Houve um tempo em que os ingleses dominavam a Terra, e o faziam a bordo de grandes embarcações, cujo requinte de tecnologia se limitava a bússola, astrolábio e mapa. A saga da conquista do mundo pela Armada britânica é apresentada em “Mestre dos Mares — O Lado mais Distante do Mundo”, um portento de Peter Weir. Baseado em uma série de livros do irlandês Patrick O’Brian, o filme é protagonizado pelo fictício capitão Jack Aubrey, que discorre acerca de sua experiência junto ao célebre comandante Nelson, que existiu mesmo e, além de exímio marujo, era um líder respeitado e dono de uma reputação invejável, mesmo antes de chefiar os ingleses na batalha que derrotou Napoleão, em Trafalgar. O combate que acontece logo no início da história é um dos mais vibrantes já levados à telona. É daí que emerge o ímpeto de Aubrey em encurralar o navio francês, claramente superior ao seu, numa coordenada qualquer do Oceano Pacífico. Sobra até uma menção ao Brasil, como quando ao fazer uma parada para abastecer, o comandante se encanta por uma bonita mulata, a única mulher ao longo de mais de duas horas de filme. Para o bem ou para o mal, mais atrizes mulheres não fazem falta: a trama é digna de figurar em qualquer antologia sobre histórias de guerra, de combates sobre o mar ou de aventura, simplesmente. Clássicão dos bons.

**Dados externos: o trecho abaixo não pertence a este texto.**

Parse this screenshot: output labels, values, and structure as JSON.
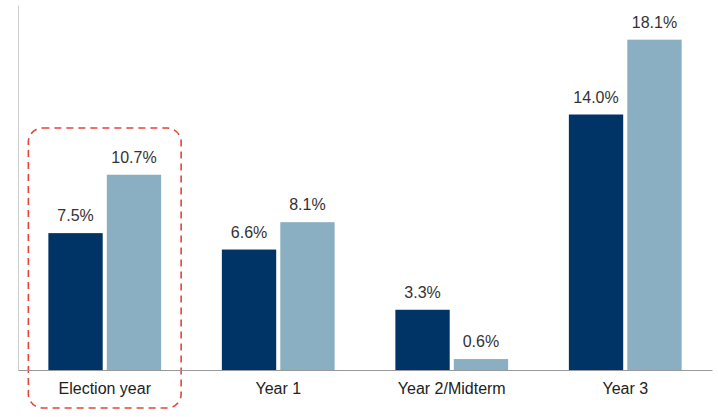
{
  "chart_data": {
    "type": "bar",
    "categories": [
      "Election year",
      "Year 1",
      "Year 2/Midterm",
      "Year 3"
    ],
    "series": [
      {
        "color": "#003466",
        "values": [
          7.5,
          6.6,
          3.3,
          14.0
        ],
        "value_labels": [
          "7.5%",
          "6.6%",
          "3.3%",
          "14.0%"
        ]
      },
      {
        "color": "#8aafc2",
        "values": [
          10.7,
          8.1,
          0.6,
          18.1
        ],
        "value_labels": [
          "10.7%",
          "8.1%",
          "0.6%",
          "18.1%"
        ]
      }
    ],
    "ylim": [
      0,
      20
    ],
    "data_labels": true,
    "tick_labels": "x",
    "grid": false
  }
}
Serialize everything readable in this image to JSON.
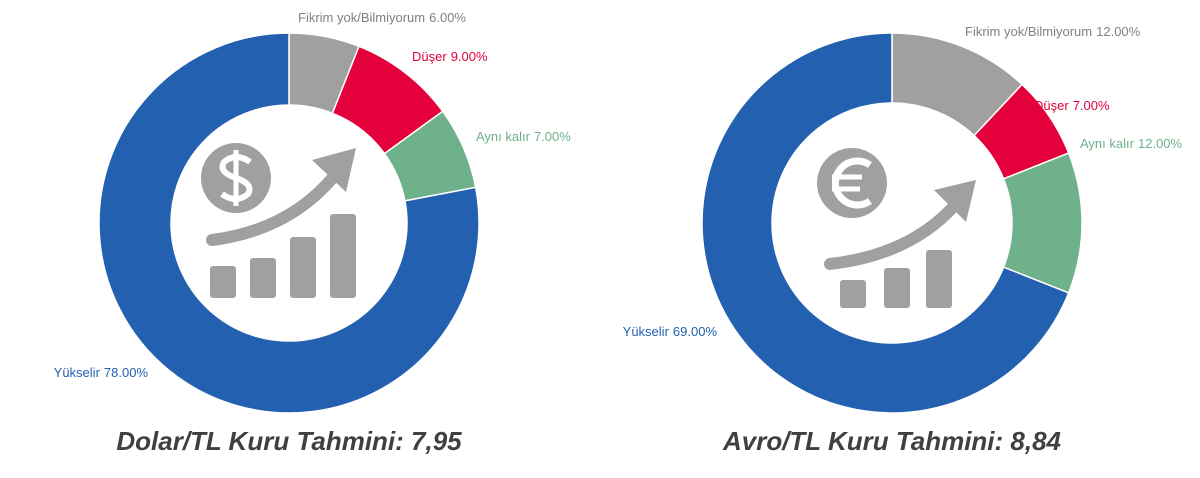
{
  "chart_data": [
    {
      "type": "donut",
      "title": "Dolar/TL Kuru Tahmini: 7,95",
      "categories": [
        "Fikrim yok/Bilmiyorum",
        "Düşer",
        "Aynı kalır",
        "Yükselir"
      ],
      "values": [
        6,
        9,
        7,
        78
      ],
      "value_labels": [
        "6.00%",
        "9.00%",
        "7.00%",
        "78.00%"
      ],
      "colors": [
        "#a0a0a0",
        "#e4003a",
        "#6fb18a",
        "#2361b0"
      ]
    },
    {
      "type": "donut",
      "title": "Avro/TL Kuru Tahmini: 8,84",
      "categories": [
        "Fikrim yok/Bilmiyorum",
        "Düşer",
        "Aynı kalır",
        "Yükselir"
      ],
      "values": [
        12,
        7,
        12,
        69
      ],
      "value_labels": [
        "12.00%",
        "7.00%",
        "12.00%",
        "69.00%"
      ],
      "colors": [
        "#a0a0a0",
        "#e4003a",
        "#6fb18a",
        "#2361b0"
      ]
    }
  ]
}
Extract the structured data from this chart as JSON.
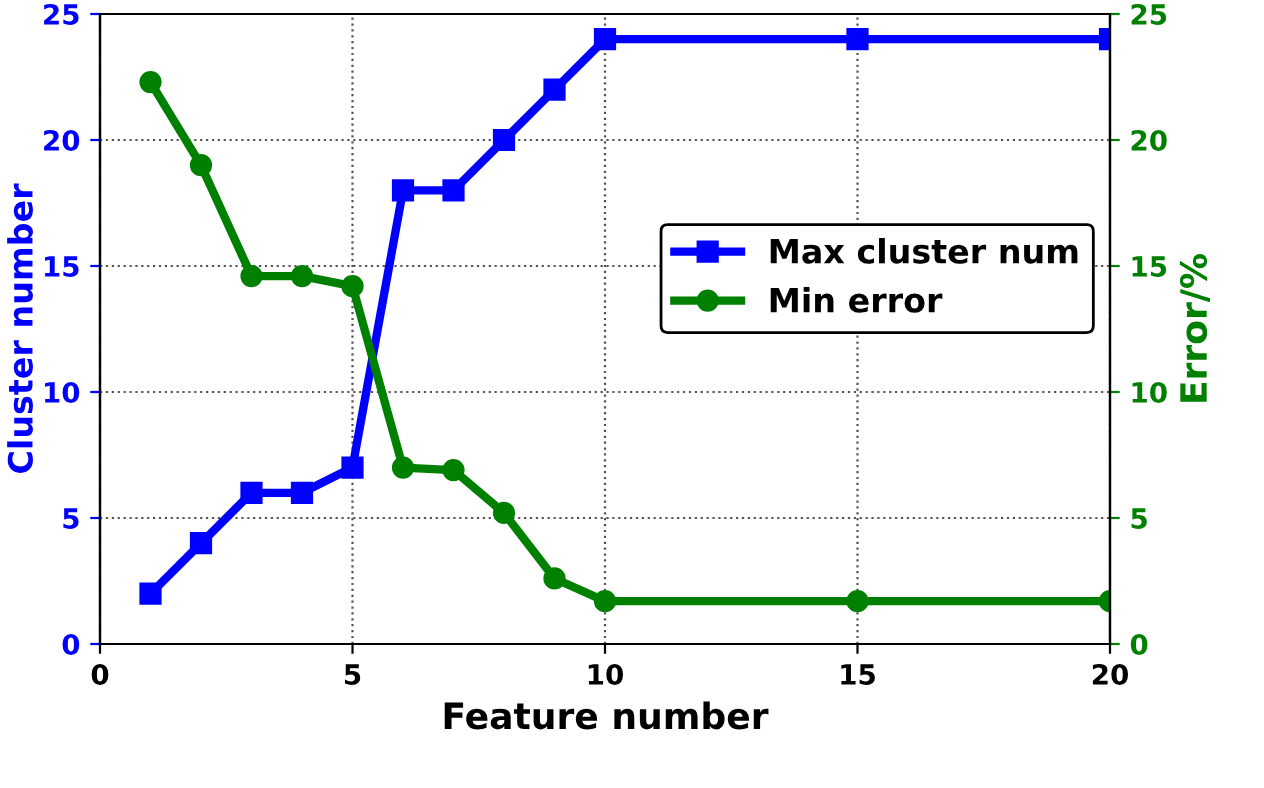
{
  "chart_data": {
    "type": "line",
    "x": [
      1,
      2,
      3,
      4,
      5,
      6,
      7,
      8,
      9,
      10,
      15,
      20
    ],
    "series": [
      {
        "name": "Max cluster num",
        "color": "#0000ff",
        "marker": "square",
        "values": [
          2,
          4,
          6,
          6,
          7,
          18,
          18,
          20,
          22,
          24,
          24,
          24
        ]
      },
      {
        "name": "Min error",
        "color": "#008000",
        "marker": "circle",
        "axis": "y2",
        "values": [
          22.3,
          19.0,
          14.6,
          14.6,
          14.2,
          7.0,
          6.9,
          5.2,
          2.6,
          1.7,
          1.7,
          1.7
        ]
      }
    ],
    "xlabel": "Feature number",
    "ylabel": "Cluster number",
    "y2label": "Error/%",
    "xlim": [
      0,
      20
    ],
    "xticks": [
      0,
      5,
      10,
      15,
      20
    ],
    "ylim": [
      0,
      25
    ],
    "yticks": [
      0,
      5,
      10,
      15,
      20,
      25
    ],
    "y2lim": [
      0,
      25
    ],
    "y2ticks": [
      0,
      5,
      10,
      15,
      20,
      25
    ],
    "grid": true,
    "legend": "right",
    "line_style": "solid"
  }
}
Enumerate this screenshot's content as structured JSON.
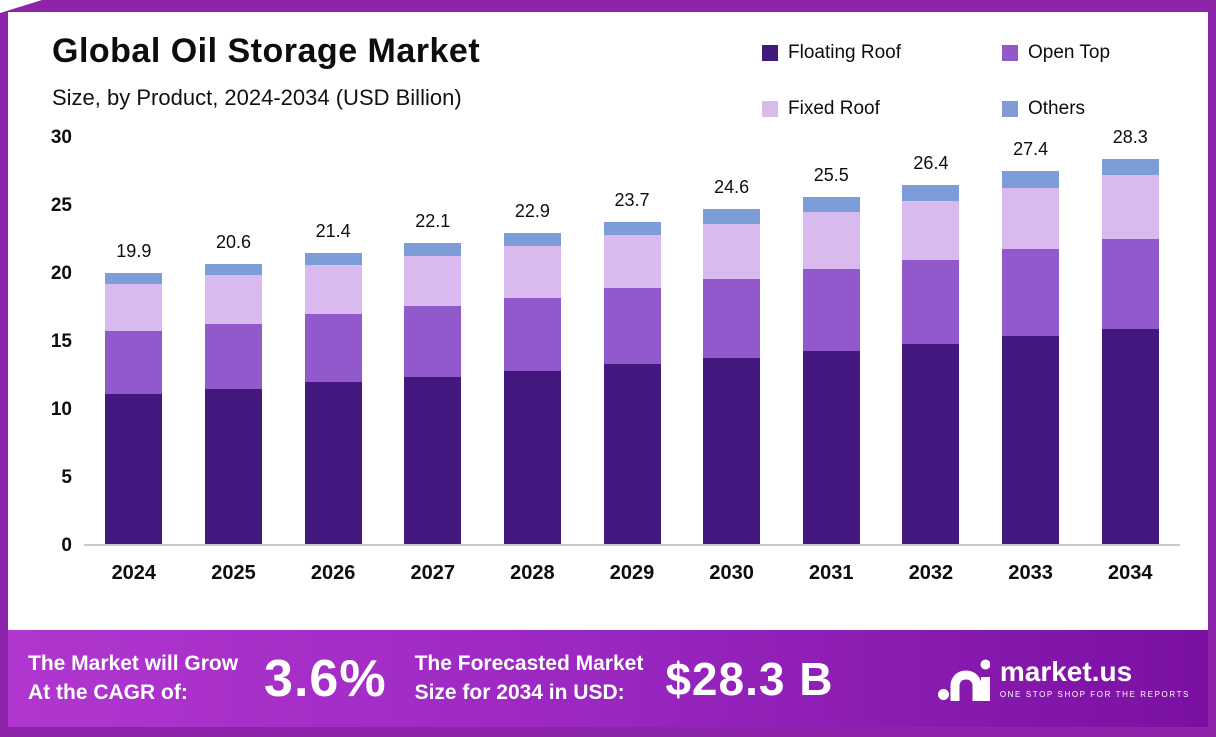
{
  "header": {
    "title": "Global Oil Storage Market",
    "subtitle": "Size, by Product, 2024-2034 (USD Billion)"
  },
  "colors": {
    "frame_border": "#8E24AA",
    "banner_gradient_left": "#B136D0",
    "banner_gradient_right": "#7A10A2"
  },
  "chart_data": {
    "type": "bar",
    "stacked": true,
    "title": "Global Oil Storage Market",
    "subtitle": "Size, by Product, 2024-2034 (USD Billion)",
    "unit": "USD Billion",
    "categories": [
      "2024",
      "2025",
      "2026",
      "2027",
      "2028",
      "2029",
      "2030",
      "2031",
      "2032",
      "2033",
      "2034"
    ],
    "series": [
      {
        "name": "Floating Roof",
        "color": "#42187E",
        "values": [
          11.0,
          11.4,
          11.9,
          12.3,
          12.7,
          13.2,
          13.7,
          14.2,
          14.7,
          15.3,
          15.8
        ]
      },
      {
        "name": "Open Top",
        "color": "#9159CB",
        "values": [
          4.7,
          4.8,
          5.0,
          5.2,
          5.4,
          5.6,
          5.8,
          6.0,
          6.2,
          6.4,
          6.6
        ]
      },
      {
        "name": "Fixed Roof",
        "color": "#D8BAEF",
        "values": [
          3.4,
          3.6,
          3.6,
          3.7,
          3.8,
          3.9,
          4.0,
          4.2,
          4.3,
          4.5,
          4.7
        ]
      },
      {
        "name": "Others",
        "color": "#7C9DD7",
        "values": [
          0.8,
          0.8,
          0.9,
          0.9,
          1.0,
          1.0,
          1.1,
          1.1,
          1.2,
          1.2,
          1.2
        ]
      }
    ],
    "totals": [
      19.9,
      20.6,
      21.4,
      22.1,
      22.9,
      23.7,
      24.6,
      25.5,
      26.4,
      27.4,
      28.3
    ],
    "y_ticks": [
      30,
      25,
      20,
      15,
      10,
      5,
      0
    ],
    "ylim": [
      0,
      30
    ],
    "grid": false,
    "legend_position": "top-right"
  },
  "banner": {
    "cagr_label_line1": "The Market will Grow",
    "cagr_label_line2": "At the CAGR of:",
    "cagr_value": "3.6%",
    "forecast_label_line1": "The Forecasted Market",
    "forecast_label_line2": "Size for 2034 in USD:",
    "forecast_value": "$28.3 B",
    "logo_text": "market.us",
    "logo_tagline": "ONE STOP SHOP FOR THE REPORTS"
  }
}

“2001 — Uma Epopeia na Terra-Média”. Fazendo-se um trocadilhozinho o seu tanto infame com a obra-prima de Stanley Kubrick, esse poderia ser o nome do primeiro volume de uma das trilogias mais memoráveis da história do cinema. Como a de Kubrick, a trama de “O Senhor dos Anéis: A Sociedade do Anel” também é uma distopia que fala de outro mundo, outra realidade, outros povos, outra postura frente à vida. E faz mais ainda: resgata o gosto da audiência por aventuras grandiosas ao fomentar novas perspectivas acerca da fusão entre a literatura fantástica e um enredo fílmico. No longa, Peter Jackson traz a saga de Frodo Bolseiro, que conta com um anel que lhe daria o domínio de todas as criaturas que habitam a Terra-Média, cenário em que transcorre a narrativa. A história anda, e conforme esse novelo se desenrola, se assiste a sequências de guerra pretensiosas, em que seres humanos e elfos lutam contra orcs e outras entidades malignas. Tudo rigorosamente calculado, a fim de não desapontar o espectador mais preciosista. Para tanto, foi desenvolvido um software exclusivo para o filme, em que era possível se criar uma infinidade de guerreiros, cada um apresentando seus próprios movimentos, sem sincronia, de maneira a tornar irrefutável o argumento de que uma carnificina estava mesmo em curso. Com essa primeira, e bem-sucedida, empreitada no universo encantado de J.R.R. Tolkien, Peter Jackson dirimiu qualquer dúvida de que o cinema não seguiria igual depois dele. Foi presunçosamente profético – e garantiu seu lugar na história da sétima arte.

No ano 2000, Ridley Scott se propôs um desafio: convencer o público a abandonar um pouco a comodidade da tecnologia que se aboletava de vez na sociedade e viajasse para a Roma Antiga, perdida para sempre num tempo tão bárbaro que arenas no centro da cidade eram palco para espetáculos em que escravos e feras lutavam entre si, até que apenas um restasse com vida. O veículo no qual se deveria embarcar rumo a essa jornada era o épico “Gladiador”. A história se funda no meticuloso plano de vingança de Maximus Decimus Meridius, um general destituído de sua alta patente e de sua própria dignidade depois da traição de Commodus, o filho ardiloso do imperador Marcus Aurelius. Commodus mata o pai e usurpa a coroa; aliado do soberano morto, Maximus acaba sendo escravizado e, posteriormente, se transforma num gladiador, a fim de vingar Marcus Aurelius e a própria família, também assassinada a mando do tirano, que agora concentra todo o poder com mãos de ferro.